Sul volto aveva ancora l’ombra di un sorriso spento troppo presto.

 

 

Si era domandato più volte come una sola settimana si potesse cambiare così tanto; come era possibile che una persona ti toccasse così affondo semplicemente essendo se stessa; su come la vita ti possa far conoscere la persona giusta e poi strappartela via tra un battito di ciglia.

Era stato faticoso, stancante, difficile e forse un po’ ingiusto ma, alla fine, Joe Jonas era andato avanti.
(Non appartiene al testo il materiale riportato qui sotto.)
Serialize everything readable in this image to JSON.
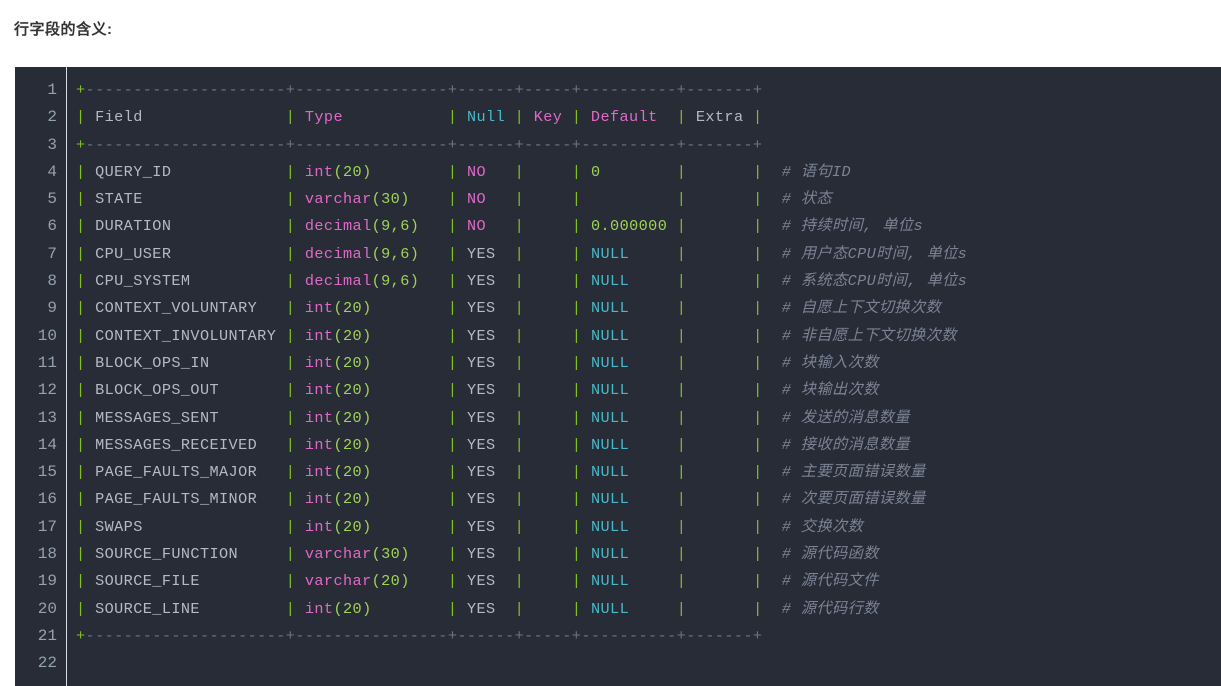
{
  "title": "行字段的含义:",
  "colors": {
    "page_bg": "#ffffff",
    "code_bg": "#282c37",
    "title_text": "#333333",
    "line_number": "#93a1b0",
    "gutter_border": "#d7dde4",
    "pipe_green": "#7fbf24",
    "rule_gray": "#6b7385",
    "plain_text": "#b3bac6",
    "type_pink": "#e069c8",
    "number_green": "#9fd356",
    "cyan": "#48b9c7",
    "comment_gray": "#7a8394"
  },
  "editor": {
    "first_line": 1,
    "last_line": 22,
    "line_numbers": [
      1,
      2,
      3,
      4,
      5,
      6,
      7,
      8,
      9,
      10,
      11,
      12,
      13,
      14,
      15,
      16,
      17,
      18,
      19,
      20,
      21,
      22
    ]
  },
  "table": {
    "rule_field": "+---------------------",
    "rule_type": "+----------------",
    "rule_null": "+------",
    "rule_key": "+-----",
    "rule_default": "+----------",
    "rule_extra": "+-------+",
    "headers": {
      "field": "Field",
      "type": "Type",
      "null": "Null",
      "key": "Key",
      "default": "Default",
      "extra": "Extra"
    },
    "rows": [
      {
        "field": "QUERY_ID",
        "type_name": "int",
        "type_args": "(20)",
        "null": "NO",
        "key": "",
        "default": "0",
        "default_kind": "num",
        "extra": "",
        "comment": "语句ID"
      },
      {
        "field": "STATE",
        "type_name": "varchar",
        "type_args": "(30)",
        "null": "NO",
        "key": "",
        "default": "",
        "default_kind": "none",
        "extra": "",
        "comment": "状态"
      },
      {
        "field": "DURATION",
        "type_name": "decimal",
        "type_args": "(9,6)",
        "null": "NO",
        "key": "",
        "default": "0.000000",
        "default_kind": "num",
        "extra": "",
        "comment": "持续时间, 单位s"
      },
      {
        "field": "CPU_USER",
        "type_name": "decimal",
        "type_args": "(9,6)",
        "null": "YES",
        "key": "",
        "default": "NULL",
        "default_kind": "null",
        "extra": "",
        "comment": "用户态CPU时间, 单位s"
      },
      {
        "field": "CPU_SYSTEM",
        "type_name": "decimal",
        "type_args": "(9,6)",
        "null": "YES",
        "key": "",
        "default": "NULL",
        "default_kind": "null",
        "extra": "",
        "comment": "系统态CPU时间, 单位s"
      },
      {
        "field": "CONTEXT_VOLUNTARY",
        "type_name": "int",
        "type_args": "(20)",
        "null": "YES",
        "key": "",
        "default": "NULL",
        "default_kind": "null",
        "extra": "",
        "comment": "自愿上下文切换次数"
      },
      {
        "field": "CONTEXT_INVOLUNTARY",
        "type_name": "int",
        "type_args": "(20)",
        "null": "YES",
        "key": "",
        "default": "NULL",
        "default_kind": "null",
        "extra": "",
        "comment": "非自愿上下文切换次数"
      },
      {
        "field": "BLOCK_OPS_IN",
        "type_name": "int",
        "type_args": "(20)",
        "null": "YES",
        "key": "",
        "default": "NULL",
        "default_kind": "null",
        "extra": "",
        "comment": "块输入次数"
      },
      {
        "field": "BLOCK_OPS_OUT",
        "type_name": "int",
        "type_args": "(20)",
        "null": "YES",
        "key": "",
        "default": "NULL",
        "default_kind": "null",
        "extra": "",
        "comment": "块输出次数"
      },
      {
        "field": "MESSAGES_SENT",
        "type_name": "int",
        "type_args": "(20)",
        "null": "YES",
        "key": "",
        "default": "NULL",
        "default_kind": "null",
        "extra": "",
        "comment": "发送的消息数量"
      },
      {
        "field": "MESSAGES_RECEIVED",
        "type_name": "int",
        "type_args": "(20)",
        "null": "YES",
        "key": "",
        "default": "NULL",
        "default_kind": "null",
        "extra": "",
        "comment": "接收的消息数量"
      },
      {
        "field": "PAGE_FAULTS_MAJOR",
        "type_name": "int",
        "type_args": "(20)",
        "null": "YES",
        "key": "",
        "default": "NULL",
        "default_kind": "null",
        "extra": "",
        "comment": "主要页面错误数量"
      },
      {
        "field": "PAGE_FAULTS_MINOR",
        "type_name": "int",
        "type_args": "(20)",
        "null": "YES",
        "key": "",
        "default": "NULL",
        "default_kind": "null",
        "extra": "",
        "comment": "次要页面错误数量"
      },
      {
        "field": "SWAPS",
        "type_name": "int",
        "type_args": "(20)",
        "null": "YES",
        "key": "",
        "default": "NULL",
        "default_kind": "null",
        "extra": "",
        "comment": "交换次数"
      },
      {
        "field": "SOURCE_FUNCTION",
        "type_name": "varchar",
        "type_args": "(30)",
        "null": "YES",
        "key": "",
        "default": "NULL",
        "default_kind": "null",
        "extra": "",
        "comment": "源代码函数"
      },
      {
        "field": "SOURCE_FILE",
        "type_name": "varchar",
        "type_args": "(20)",
        "null": "YES",
        "key": "",
        "default": "NULL",
        "default_kind": "null",
        "extra": "",
        "comment": "源代码文件"
      },
      {
        "field": "SOURCE_LINE",
        "type_name": "int",
        "type_args": "(20)",
        "null": "YES",
        "key": "",
        "default": "NULL",
        "default_kind": "null",
        "extra": "",
        "comment": "源代码行数"
      }
    ],
    "comment_marker": "#"
  }
}
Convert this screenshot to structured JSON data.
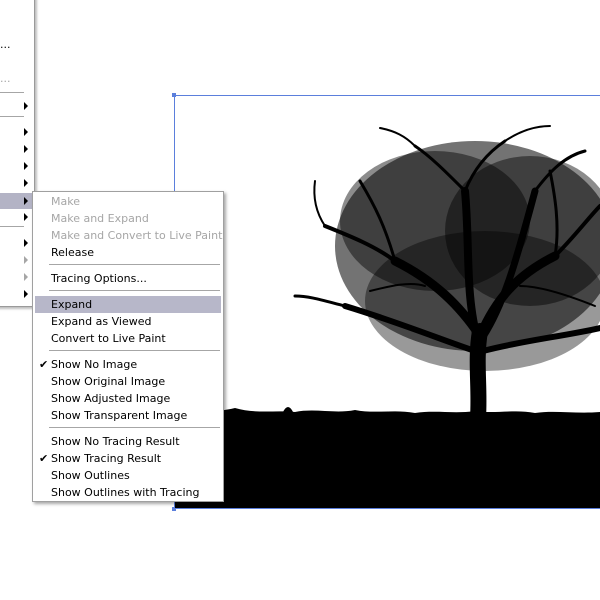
{
  "parent_menu": {
    "partial_items": [
      "...",
      "..."
    ]
  },
  "context_menu": {
    "items": [
      {
        "label": "Make",
        "enabled": false,
        "checked": false
      },
      {
        "label": "Make and Expand",
        "enabled": false,
        "checked": false
      },
      {
        "label": "Make and Convert to Live Paint",
        "enabled": false,
        "checked": false
      },
      {
        "label": "Release",
        "enabled": true,
        "checked": false
      },
      {
        "label": "Tracing Options...",
        "enabled": true,
        "checked": false
      },
      {
        "label": "Expand",
        "enabled": true,
        "checked": false,
        "highlighted": true
      },
      {
        "label": "Expand as Viewed",
        "enabled": true,
        "checked": false
      },
      {
        "label": "Convert to Live Paint",
        "enabled": true,
        "checked": false
      },
      {
        "label": "Show No Image",
        "enabled": true,
        "checked": true
      },
      {
        "label": "Show Original Image",
        "enabled": true,
        "checked": false
      },
      {
        "label": "Show Adjusted Image",
        "enabled": true,
        "checked": false
      },
      {
        "label": "Show Transparent Image",
        "enabled": true,
        "checked": false
      },
      {
        "label": "Show No Tracing Result",
        "enabled": true,
        "checked": false
      },
      {
        "label": "Show Tracing Result",
        "enabled": true,
        "checked": true
      },
      {
        "label": "Show Outlines",
        "enabled": true,
        "checked": false
      },
      {
        "label": "Show Outlines with Tracing",
        "enabled": true,
        "checked": false
      }
    ],
    "check_glyph": "✔"
  },
  "colors": {
    "selection_bounds": "#5b7fdc",
    "menu_highlight": "#b7b7c9",
    "disabled_text": "#a6a6a6"
  }
}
Erano passati anni dal giorno in cui le aveva detto addio e sette giorno in più dal giorno in cui l’aveva conosciuta, eppure, ancora adesso, ogni volta che sentiva un accento italiano ripensava al suo modo di pronunciare le parole e alla sua risata buffa; ogni volta che tra i passanti scorgeva due grandi occhi neri, ancora ricordava il modo in cui i suoi occhi si illuminavano ogni volta che incontravano i suoi; ogni volta che incontrava qualche giovane fan ricordava il modo in cui lei parlava della loro musica, come se le avessero salvato davvero la vita.

 

E ogni volta che veniva svegliato dalla luce accecante proveniente da fuori, mentre sua moglie lo salutava con un bacio assonnato, mentre apriva gli occhi lentamente, crogiolandosi del calore dei loro corpi vicini, e poi si alzava svogliatamente dal suo grande letto, pronto per una nuova giornata, Joe Jonas ricordava ancora la prima volta in cui aveva fatto l’amore davvero – e sorrideva, sentendo da qualche parte il suono sincero di un sorriso di rimando.